Девушка пыталась упросить монарха, чтобы он позволил ей хотя бы раз в день видеть возлюбленного, но Ян Альбрехт был неприклонен.
– Государь лишь заботится о боярине, – пытался утешить ее Воевода, – ему и так дышится тяжко, каждый глоток воздуха дорог. А если ты будешь сидеть все время рядом, ему вовсе нечем станет дышать!
– Но ведь другим к нему можно входить! – протестовала против монаршей несправедливости Эвелина.
– Да кто к нему заходит? – пожимал плечами Кшиштоф. – Разве что лекарь, и тот ненадолго. Ну, еще этот…Газда. Так на то он и слуга, чтобы быть подле господина…

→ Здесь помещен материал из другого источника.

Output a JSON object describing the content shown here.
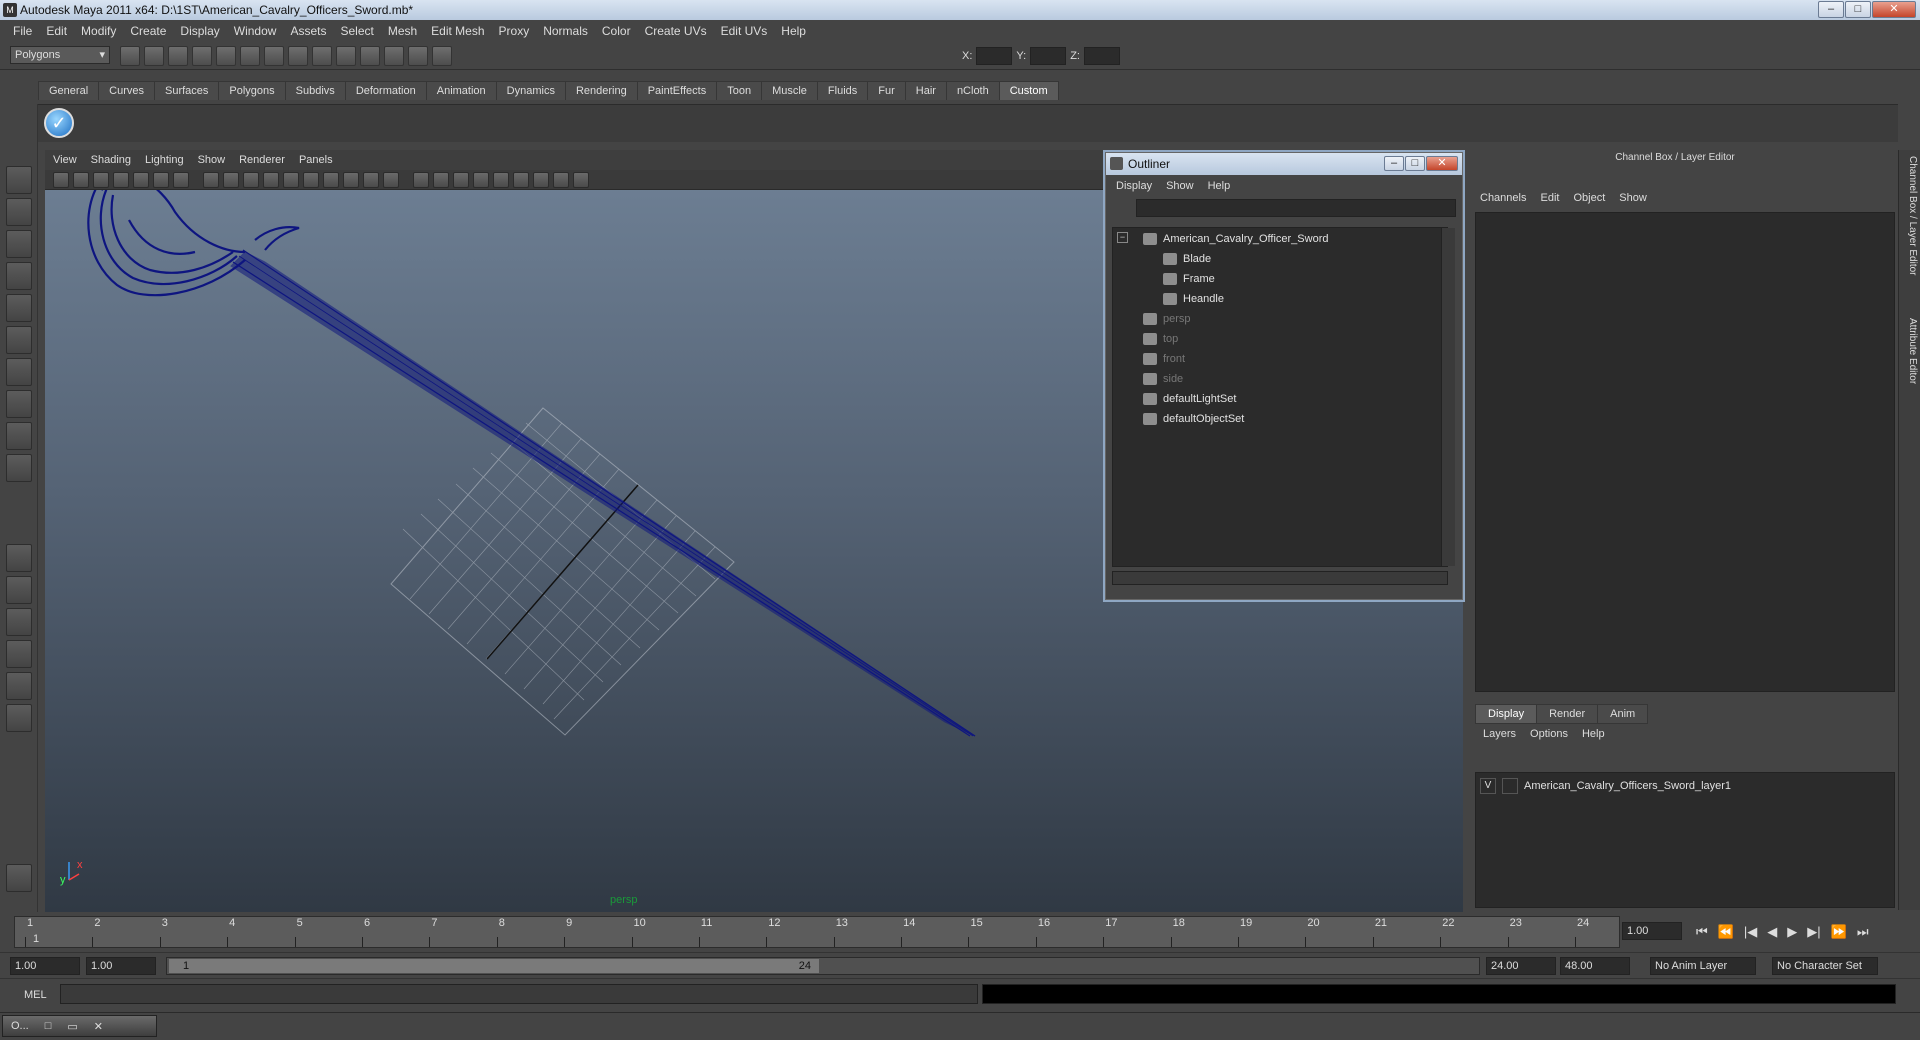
{
  "window": {
    "title": "Autodesk Maya 2011 x64: D:\\1ST\\American_Cavalry_Officers_Sword.mb*"
  },
  "menubar": [
    "File",
    "Edit",
    "Modify",
    "Create",
    "Display",
    "Window",
    "Assets",
    "Select",
    "Mesh",
    "Edit Mesh",
    "Proxy",
    "Normals",
    "Color",
    "Create UVs",
    "Edit UVs",
    "Help"
  ],
  "statusline": {
    "mode": "Polygons",
    "x_label": "X:",
    "y_label": "Y:",
    "z_label": "Z:"
  },
  "shelf": {
    "tabs": [
      "General",
      "Curves",
      "Surfaces",
      "Polygons",
      "Subdivs",
      "Deformation",
      "Animation",
      "Dynamics",
      "Rendering",
      "PaintEffects",
      "Toon",
      "Muscle",
      "Fluids",
      "Fur",
      "Hair",
      "nCloth",
      "Custom"
    ],
    "active_tab": "Custom"
  },
  "viewport": {
    "menu": [
      "View",
      "Shading",
      "Lighting",
      "Show",
      "Renderer",
      "Panels"
    ],
    "camera_label": "persp",
    "axis_x": "x",
    "axis_y": "y"
  },
  "outliner": {
    "title": "Outliner",
    "menu": [
      "Display",
      "Show",
      "Help"
    ],
    "items": [
      {
        "label": "American_Cavalry_Officer_Sword",
        "style": "bright"
      },
      {
        "label": "Blade",
        "style": "bright"
      },
      {
        "label": "Frame",
        "style": "bright"
      },
      {
        "label": "Heandle",
        "style": "bright"
      },
      {
        "label": "persp",
        "style": "dim"
      },
      {
        "label": "top",
        "style": "dim"
      },
      {
        "label": "front",
        "style": "dim"
      },
      {
        "label": "side",
        "style": "dim"
      },
      {
        "label": "defaultLightSet",
        "style": "bright"
      },
      {
        "label": "defaultObjectSet",
        "style": "bright"
      }
    ]
  },
  "channelbox": {
    "title": "Channel Box / Layer Editor",
    "menu": [
      "Channels",
      "Edit",
      "Object",
      "Show"
    ],
    "layer_tabs": [
      "Display",
      "Render",
      "Anim"
    ],
    "active_layer_tab": "Display",
    "layer_menu": [
      "Layers",
      "Options",
      "Help"
    ],
    "layer": {
      "visibility": "V",
      "name": "American_Cavalry_Officers_Sword_layer1"
    }
  },
  "sidetabs": {
    "channel": "Channel Box / Layer Editor",
    "attribute": "Attribute Editor"
  },
  "timeslider": {
    "ticks": [
      "1",
      "2",
      "3",
      "4",
      "5",
      "6",
      "7",
      "8",
      "9",
      "10",
      "11",
      "12",
      "13",
      "14",
      "15",
      "16",
      "17",
      "18",
      "19",
      "20",
      "21",
      "22",
      "23",
      "24"
    ],
    "current_marker": "1",
    "current_frame": "1.00",
    "playback": [
      "⏮",
      "⏪",
      "|◀",
      "◀",
      "▶",
      "▶|",
      "⏩",
      "⏭"
    ]
  },
  "rangeslider": {
    "start": "1.00",
    "playback_start": "1.00",
    "handle_start": "1",
    "handle_end": "24",
    "playback_end": "24.00",
    "end": "48.00",
    "anim_layer": "No Anim Layer",
    "character_set": "No Character Set"
  },
  "cmdline": {
    "label": "MEL"
  },
  "taskbar": {
    "item": "O..."
  }
}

…А тебе там делать нечего: ходить за ранеными ты не умеешь, глядеть, как боярину повязки меняют, тебе тоже ни к чему. Забыла разве, что тебе дурно от одного вида ран?
Пристыженная, Эвелина умолкла. Ее действительно, мутило от вида и запаха крови, и едва ли она бы смогла выдержать зрелище развороченной мечом плоти.
Один раз княжна уже пыталась помочь лекарям, перевязывавшим грудь Бутурлину, но едва с Дмитрия сняли бинты, силы покинули девушку, и душа ее улетела куда-то прочь.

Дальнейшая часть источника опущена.